Why ATutor is inaccessible and always will be

Some time ago I had the chance to talk about ATutor with one of its developers, or perhaps that was not the right word: I had a heated argument with one of its developers was more like it. Until that point, I never knew we hold such divergent views on web accessibility.

The crux of the heated argument was, in essence, ATutor’s reliance on Javascript for one of its most basic and essential functions, namely to log the user in, for what amounts to, technically speaking, no justifiable reason; it was, in a very real sense, a deliberate exclusion put into place. For someone who had primarily been a text browser user until just a few years ago, this was unacceptable, and this was doubly unacceptable when ATutor claims itself to be usable with text browsers.

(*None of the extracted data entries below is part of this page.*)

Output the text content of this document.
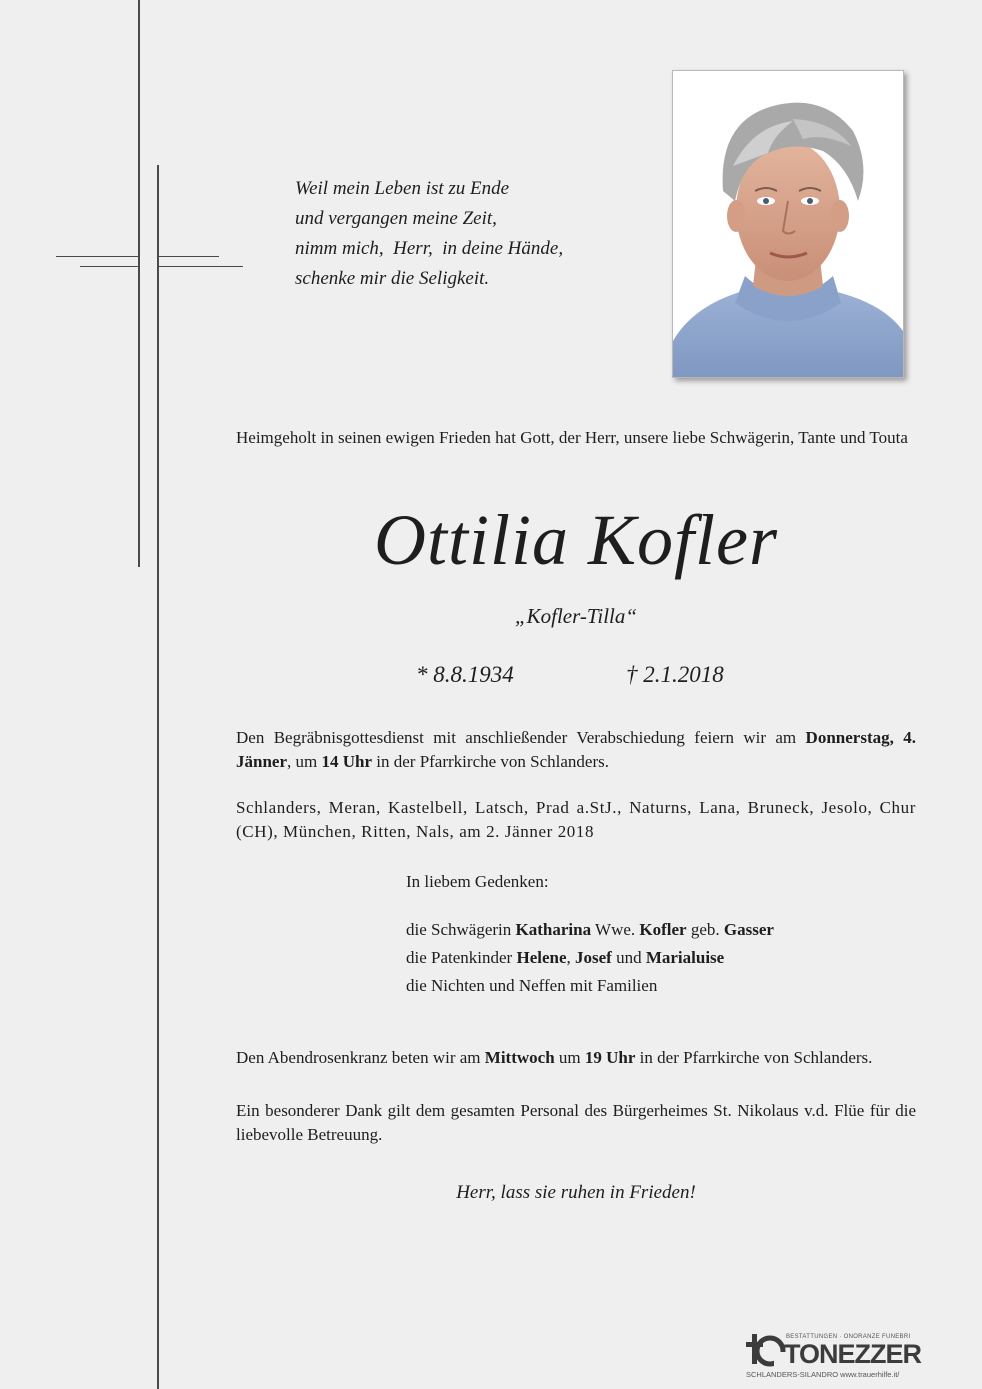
Weil mein Leben ist zu Ende
und vergangen meine Zeit,
nimm mich,  Herr,  in deine Hände,
schenke mir die Seligkeit.
Heimgeholt in seinen ewigen Frieden hat Gott, der Herr, unsere liebe Schwägerin, Tante und Touta
Ottilia Kofler
„Kofler-Tilla“
* 8.8.1934	† 2.1.2018
Den Begräbnisgottesdienst mit anschließender Verabschiedung feiern wir am Donnerstag, 4. Jänner, um 14 Uhr in der Pfarrkirche von Schlanders.
Schlanders, Meran, Kastelbell, Latsch, Prad a.StJ., Naturns, Lana, Bruneck, Jesolo, Chur (CH), München, Ritten, Nals, am 2. Jänner 2018
In liebem Gedenken:
die Schwägerin Katharina Wwe. Kofler geb. Gasser
die Patenkinder Helene, Josef und Marialuise
die Nichten und Neffen mit Familien
Den Abendrosenkranz beten wir am Mittwoch um 19 Uhr in der Pfarrkirche von Schlanders.
Ein besonderer Dank gilt dem gesamten Personal des Bürgerheimes St. Nikolaus v.d. Flüe für die liebevolle Betreuung.
Herr, lass sie ruhen in Frieden!
BESTATTUNGEN · ONORANZE FUNEBRI
TONEZZER
SCHLANDERS-SILANDRO www.trauerhilfe.it/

This is in effect, one could argue, a textbook case of “inaccessible” — it doesn’t matter if you can use its other functions, it is inaccessible if you can’t get in.

I had, and still have, the opinion that if a web site — unless it’s an online game — relies on Javascript for any essential functionality, the site must have serious design flaws somewhere. The flaws might be hidden from view or latent and yet to be discovered, or the flaws might even have nothing to do with the “Javascripted” functionality; but, I maintain, some serious flaw must be present and it must be fundamental, because such use of Javascript demonstrates a fundamental flaw in the developer’s mentality.

This was, or should I say is, not the opinion of ATutor’s developers. To them, Javascript is fair game because any “modern” browser would have it. Besides being insulting (I still consider w3m modern, thank you very much, and people who consider Javascript a security threat still exist), less than a month ago I happened to run across a BBC article about a UN accessibility report on web sites that stated quite bluntly that one of the “key shortfalls” for 73% of web sites tested was that they “relied on JavaScript for important functionality“ because “JavaScript does not work with some screen readers used by those with impaired vision.” [emphasis mine]

Were ATutor tested, the UN testers would have failed it for relying on Javascript for, quite literally, its most essential functionality. This was vindication for me: I was told they didn’t consider Javascript reliance an accessibility problem; the UN thought otherwise.

Some time ago I was told Pina can’t use ATutor: there could not be anything more revelatory than this.

And I still maintain that there is no essential functionality — zero, nada, zilch — in ATutor that absolutely requires Javascript.

What’s worse, I looked at their code base and their code is not amenable to automatic testing. In our program we claim to aim for Agile, but Agile relies in a large part on automatic testing (in the form of TDD or BDD). Short of a major code overhaul, there’s no way TDD could be performed on ATutor’s code. Thus the false claim that ATutor works for text browsers (most likely it used to in an earlier version) when in fact it doesn’t and no one noticed.

Two months ago when I was looking at its code I wrote it was a “genuine piece of crap.” Their developers claim integrating small patches is expensive, but ATutor in its current state can’t be tested; of course the integrations are expensive.

It wouldn’t be an exaggeration to say that the mentality of how ATutor is developed flies directly in the face of everything taught in our program, in particular designing for the extremes and disability as a condition caused by design flaws in the environment. Unless ATutor’s developers have a change in mentality, I don’t foresee ATutor achieving any semblance of true accessibility any time soon, if ever.